Similar vain hopes in the willingness or ability of the CCP leaders to negotiate are harboured by sections of the pan democratic leaders in Hong Kong. They falsely believe by practicing ‘moderation’ they can get special terms for Hong Kong, in return for accepting continued dictatorial rule on the Chinese mainland. By so doing they weaken, not strengthen, the struggle for democratic rights in Hong Kong, by turning away from the main force to achieve change – the gigantic but as yet unorganized working class of China. The CCP regime fears the break-up of China and for this reason resists granting political concessions to Tibet, just as it wants to curb Hong Kong’s increasingly radical ‘protest culture’, fearing any precedents that could encourage other regions to challenge Beijing’s control.

As many commentators have said recently, China’s new leaders face the spectre of ‘revolution’ if today’s grievous social contradictions and economic imbalances continue. While it has yet to build independent organisations, it is the working class, the real creator of wealth in society, that is the key to change in China and everywhere else.

It is towards this revolutionary perspective, for a democratic and socialist transformation in China, Tibet, and internationally, that the advanced Tibetan youth should turn their focus.

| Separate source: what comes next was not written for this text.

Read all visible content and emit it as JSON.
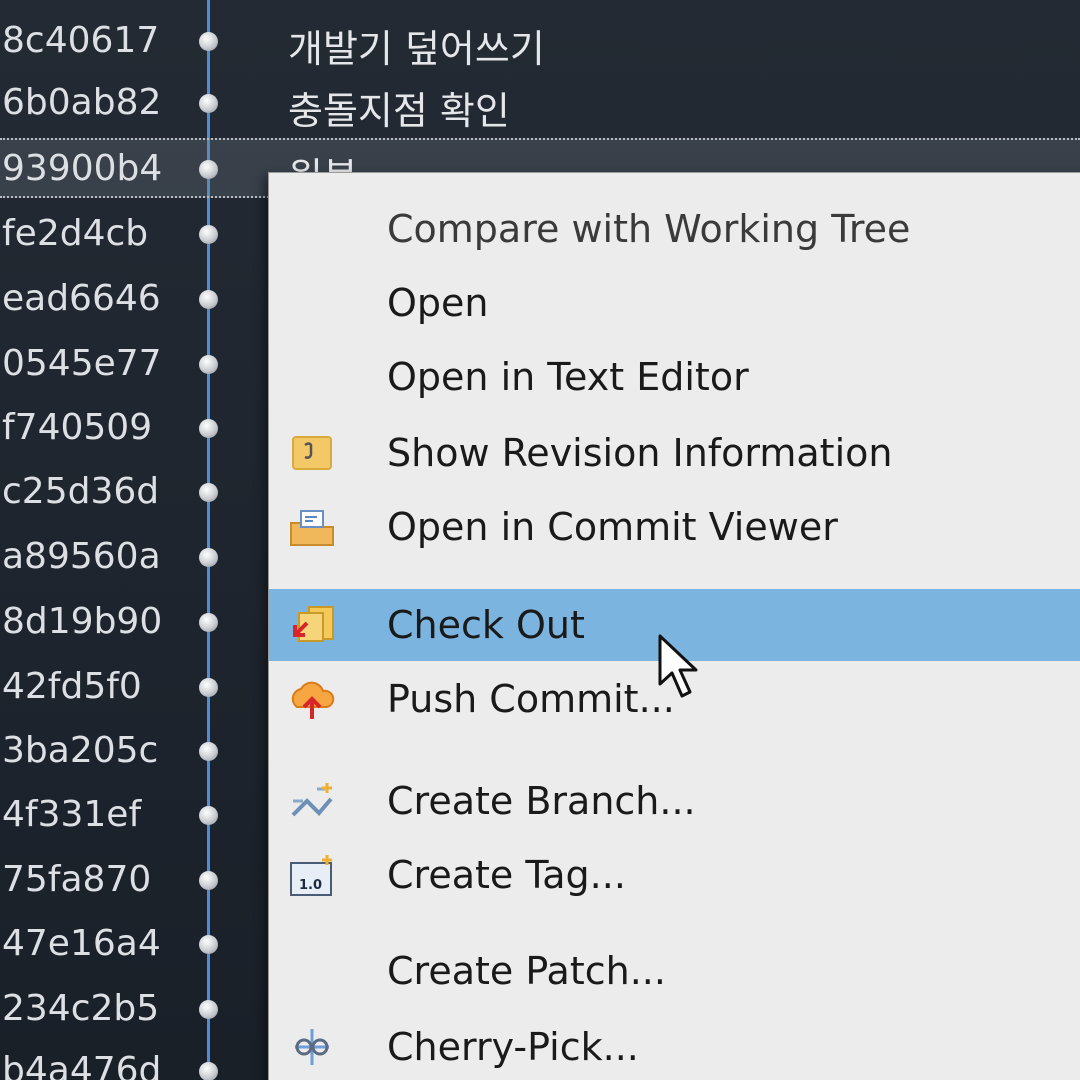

Socialists stand for united working class struggle to win decent jobs, affordable homes and free healthcare. This requires democratic public ownership and planning of the economy. For this struggle to succeed, democratic fighting organisations are needed, students’ unions, women’s organisations and especially workers’ organisations, to elect representatives for the struggle, and decide policies, tactics and methods.

We stand for the immediate withdrawal of paramilitary forces from Tibetan areas, and a working class appeal to end the tragic self-immolations in favour of common struggle against the current system. We defend the right of all national and linguistic groups to use their mother tongue at school and in their interactions with government. We call for a truly free press, not monopolised by business interests or government, free from political censorship and with generous funding for minority language publications and broadcasting. Socialists stand for united struggle by working people of all nationalities against capitalist exploitation, for a genuine and voluntary socialist confederation of states throughout Asia, with the right of nations to self-determination, including to separate if this is their wish.

We warn that on a capitalist basis there can be no genuine national independence, especially for smaller states, only neo-colonial control by bigger powers (for example nominally independent Nepal, which neighbours Tibet, is bossed by both India and China). The struggle for freedom in Tibet can only succeed as a socialist struggle to remake the world!